7 String...

Discussion in 'General Instruction [BG]' started by LowF#, Apr 2, 2002.

  1. LowF#

    LowF# Guest

    Apr 2, 2002
    Midwest USA
    What are everyones thoughts about starting out learning on a 7 string bass? They are becoming so commonplace today and many people say they're easier to play because of the ability to play vertically up the neck instead of horizontally. I was reading about a guy on the internet a couple days ago that said he started out playing a 6 string bass but now he says the 7 string he plays now is much easier to play than the 6 he started on. Than some people start on a 4 and are daunted by the task of getting used to playing 7 strings when they try to migrate towards one. So do you think it would be easier to just start out on the 7 in the first place?? If you had the option, would you of started on a 7?? Just wanna hear everyones thoughts on this, Thanks!!;)
  2. ashton


    Jan 4, 2001
    yeah given the chance again id start on 7's. but everyone admits youd look stoopid playing old greenday and nirvana lines on a 7. hehe :)
  3. Bruce Lindfield

    Bruce Lindfield Unprofessional TalkBass Contributor Gold Supporting Member

    Well - I think you have to know what you want to do - that is, what you are going to play - and then buy the most appropriate bass for that purpose.

    If you see your ultimate direction and type of music, involving a 7-string then why not start on that? But they are still very much "non-standard" - so you will probably have to pay more for string sets, maintenance setup etc.

    Also - if you pull out a 7-string, then people are going to have "expectations" - if you then proceed to play things which would be easy on a 2-string then don't be surprised if they laugh at you!! :D
  4. I see nothing at all wrong with learning to play bass on an extended-range instrument. In fact, I find studying scales and chords easier as the patterns are less broken up due to the greater range of notes within one position. If the music you'd like to play requires hitting notes above or below the range of a standard four-string bass, then you'll probably remain more inspired by having a bass that can accomodate that need, rather than "fitting" your note choices into the range of a four-string bass. Be aware of the effects of a heavy instrument weighing upon your shoulder. I've experienced some heavy instruments actually reducing circulation to my left arm and fretting fingers, causing early fatigue. I believe the Conklin Sidewinder is actually a reasonably light-weight instrument for a 7-string. The cost for strings is definitely higher for extended range basses (approximately $35-$60) compared to four string basses (approximately $15-$35). By using the notes in the extended range tastefully, I think one can make a lot of great music. Of course, one can make a lot of great music on a four-string too!

  5. beermonkey


    Sep 26, 2001
    Seattle, WA
    I have no desire or need to have more than 5 strings personally. If someone really wanted/needed a 7 string for the type of music they wanted to play, why not start out with it?

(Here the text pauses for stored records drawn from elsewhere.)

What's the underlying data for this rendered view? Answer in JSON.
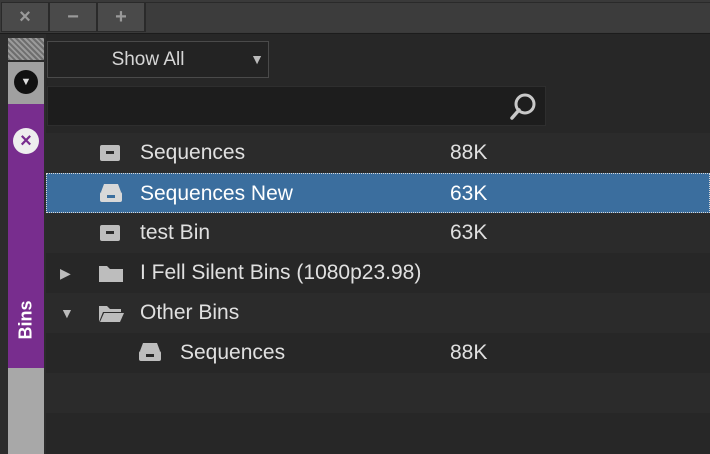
{
  "toolbar": {
    "close_label": "×",
    "minimize_label": "−",
    "add_label": "+"
  },
  "sidebar": {
    "tab_label": "Bins"
  },
  "filter": {
    "selected": "Show All",
    "arrow": "▼"
  },
  "search": {
    "value": "",
    "placeholder": ""
  },
  "bins": [
    {
      "name": "Sequences",
      "size": "88K",
      "icon": "bin-icon",
      "indent": 0,
      "selected": false
    },
    {
      "name": "Sequences New",
      "size": "63K",
      "icon": "bin-open-icon",
      "indent": 0,
      "selected": true
    },
    {
      "name": "test Bin",
      "size": "63K",
      "icon": "bin-icon",
      "indent": 0,
      "selected": false
    },
    {
      "name": "I Fell Silent Bins (1080p23.98)",
      "size": "",
      "icon": "folder-closed-icon",
      "indent": 0,
      "expander": "▶",
      "selected": false
    },
    {
      "name": "Other Bins",
      "size": "",
      "icon": "folder-open-icon",
      "indent": 0,
      "expander": "▼",
      "selected": false
    },
    {
      "name": "Sequences",
      "size": "88K",
      "icon": "bin-open-icon",
      "indent": 1,
      "selected": false
    }
  ],
  "colors": {
    "selected_row": "#3b6e9e",
    "bins_tab": "#782d8e"
  }
}
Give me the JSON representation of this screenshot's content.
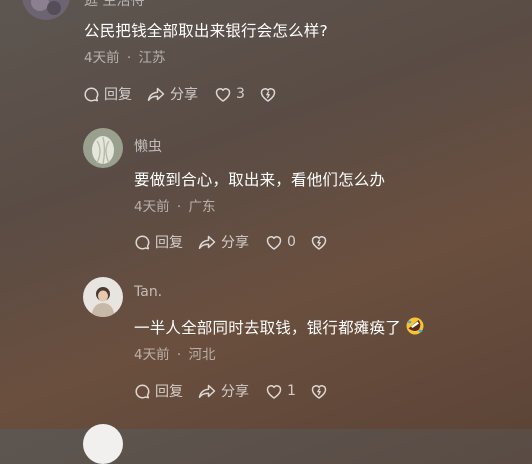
{
  "top_user": {
    "name": "逛 生活待"
  },
  "comments": [
    {
      "name": "",
      "content": "公民把钱全部取出来银行会怎么样?",
      "time": "4天前",
      "location": "江苏",
      "reply_label": "回复",
      "share_label": "分享",
      "likes": "3"
    },
    {
      "name": "懒虫",
      "content": "要做到合心，取出来，看他们怎么办",
      "time": "4天前",
      "location": "广东",
      "reply_label": "回复",
      "share_label": "分享",
      "likes": "0"
    },
    {
      "name": "Tan.",
      "content": "一半人全部同时去取钱，银行都瘫痪了",
      "emoji": "rolling-on-floor-laughing",
      "time": "4天前",
      "location": "河北",
      "reply_label": "回复",
      "share_label": "分享",
      "likes": "1"
    }
  ],
  "meta_separator": "·",
  "icons": [
    "comment-icon",
    "share-icon",
    "heart-icon",
    "dislike-heart-icon"
  ],
  "colors": {
    "background": "#5c4c44",
    "text": "#ffffff",
    "secondary": "#b8ada6"
  }
}
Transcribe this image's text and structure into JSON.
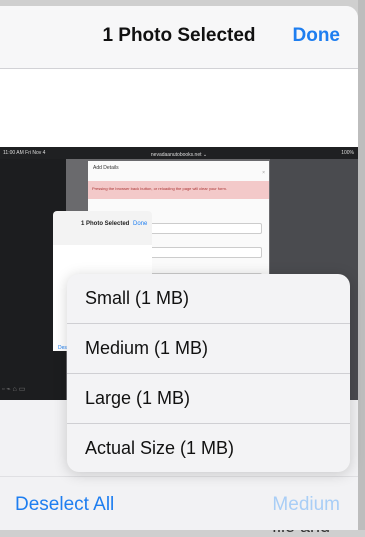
{
  "header": {
    "title": "1 Photo Selected",
    "done_label": "Done"
  },
  "thumbnail": {
    "status_time": "11:00 AM  Fri Nov 4",
    "status_url": "nevadaanutobooks.net ⌄",
    "status_battery": "100%",
    "dialog_title": "Add Details",
    "dialog_warning": "Pressing the browser back button, or reloading the page will clear your form.",
    "mini_title": "1 Photo Selected",
    "mini_done": "Done",
    "mini_deselect": "Des"
  },
  "size_menu": {
    "items": [
      {
        "label": "Small (1 MB)"
      },
      {
        "label": "Medium (1 MB)"
      },
      {
        "label": "Large (1 MB)"
      },
      {
        "label": "Actual Size (1 MB)"
      }
    ]
  },
  "footer": {
    "deselect_label": "Deselect All",
    "size_label": "Medium"
  },
  "background": {
    "partial_text": "file and"
  },
  "colors": {
    "accent": "#1e7ef0",
    "accent_disabled": "#a9cef6"
  }
}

I personally find it ridiculous to buy a 6+ string bass for the sole purpose of playing across the neck instead of using position shifts. I can understand extending your range, but the argument that "it makes it easier to play because you don't have to change positions as often" is a bunch of garbage. In my opinion you are cheating yourself by not practicing position shifts and getting really good at it.
  6. I agree that one should be able to make position shifts on any bass. Even though the correct note may be available on an extended-range bass, that note may not sound right in some circumstances. For example, the sound of a "D" on the C-string 2nd fret may not sound as appropriate as, say, the "D" at the E-string 10th fret. Sometimes, though, the twangy notes on the C-string may be the sound you're looking for. Personally, I find the physical aspect of playing bass easier than figuring out WHAT to play based on scales, chords, rhythms, etc. And that sort of diminishes the importance of how many strings your bass has.

  7. john turner

    john turner You don't want to do that. Trust me. Staff Member Administrator

    Mar 14, 2000
    atlanta ga
    start on whatever you want to start on, and don't worry about people laughing. here's a little secret - everybody laughs at everybody else. that's the way people are :D.
  8. beermonkey


    Sep 26, 2001
    Seattle, WA
    tee-hee, tee-hee, look at the silly man with a double neck 7 string... :D
  9. Josh Ryan

    Josh Ryan - that dog won't hunt, Monsignor. Staff Member Supporting Member

    Mar 24, 2001
    hee hee, look at the monkey drinking a beer! hee hee :D

    damn, JT's right! :D
  10. I want you to try to slap and pop across two octaves on a conventionally tuned four-string.
  11. bassplayajew


    Mar 14, 2002
    Bethesda, MD
    I really wish I still had my seven string because when I did, it was sooo easy to play. Problem was that I never used the C and F strings
  12. Angus

    Angus Supporting Member

    Apr 16, 2000
    Palo Alto, CA
    I like how this thread was posted in a couple forums.